I opened a bug for Firefox some time ago, and they got it fixed since (not reproducible in Firefox 49 anymore). You can find more info on both the post I opened at the time, and the related issue I opened on their bug tracker:
https://bugzilla.mozilla.org/show_bug.cgi?id=1256679This still happens with Chrome, instead. Apparently the cause is googJitterBufferMs that is bumped for some reason to about 300/500ms, to only decrease after some minutes. I initially thought some broken RTCP management could be blamed on my end, but I double checked and everything seems fine there. As I wrote on the Firefox-related posts, it seems to happen more evidently when the bitrate of the video is low, while it's barely noticeable for higher bitrates for some reason, although it might or might not be related.
I'll post some of the details again here. It is easily reproduceable, if you want to check it yourself:
1. open
https://janus.conf.meetecho.com/echotest (simple gateway demo that just sends you back whatever you send to it)
2. use the "bandwidth" control to cap it to 128kbps (as anticipated, it seems more evident at lower bitrates: that control forces REMB feedback at 128000)
3. mute the local video track: echotest.webrtcStuff.myStream.getVideoTracks()[0].enabled=false
4. wait some time and unmute it again: echotest.webrtcStuff.myStream.getVideoTracks()[0].enabled=true
5. you'll see that video is now delayed, while audio is still ok.
The problem is not in how we send the stream we receive, as everything is correct in the RTP timestamps: I verified this with Wireshark. Besides, I also did more tests by forwarding the incoming RTP (unencrypted) to a gstreamer script, and by doing the same test in a SFU scenario with users joining *after* the unmute happened, and so that didn't witness the mute/unmute: in all of those cases, the stream was in realtime, and not delayed at all, while it was delayed for those who were in when the unmute happened. This means that the issue only happens for the receiver that gets a stream being muted, which is then unmuted again.

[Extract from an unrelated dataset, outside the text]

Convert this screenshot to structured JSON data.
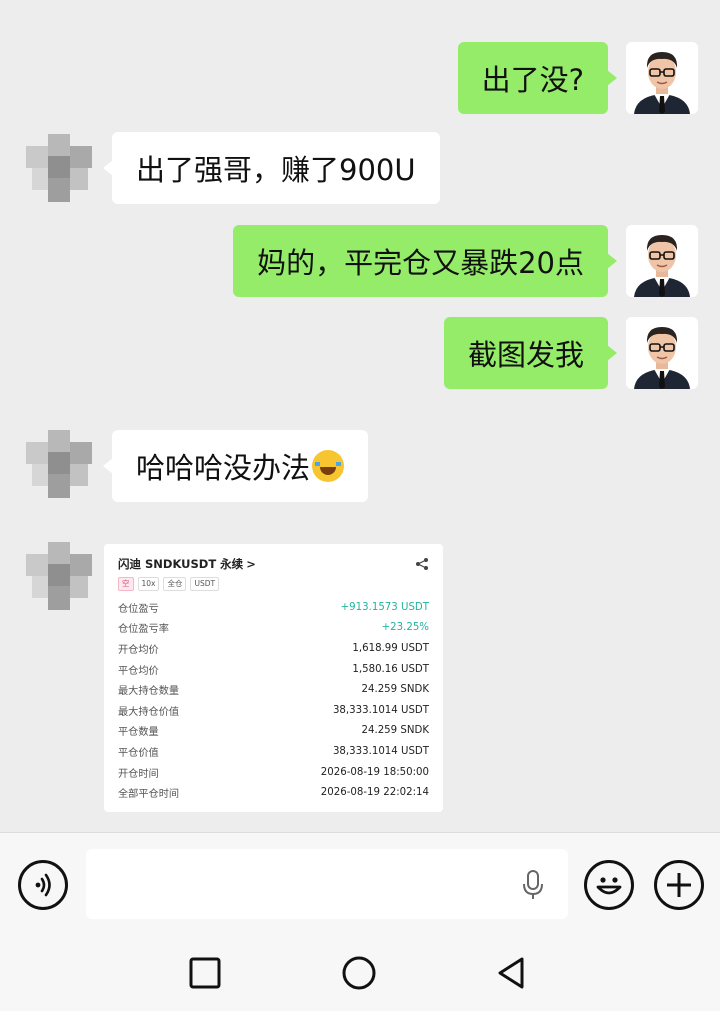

My guess is that this is related to the different framerate that occurs when doing the mute/unmute, that eventually confuses the receiver. Not sure why this is more evident at lower bitrates, maybe it's just because packets are sent less frequently or less data is involved.
Anything I can provide to have this looked into and, in case the issue is in Chrome, fixed?
Thanks,
Lorenzo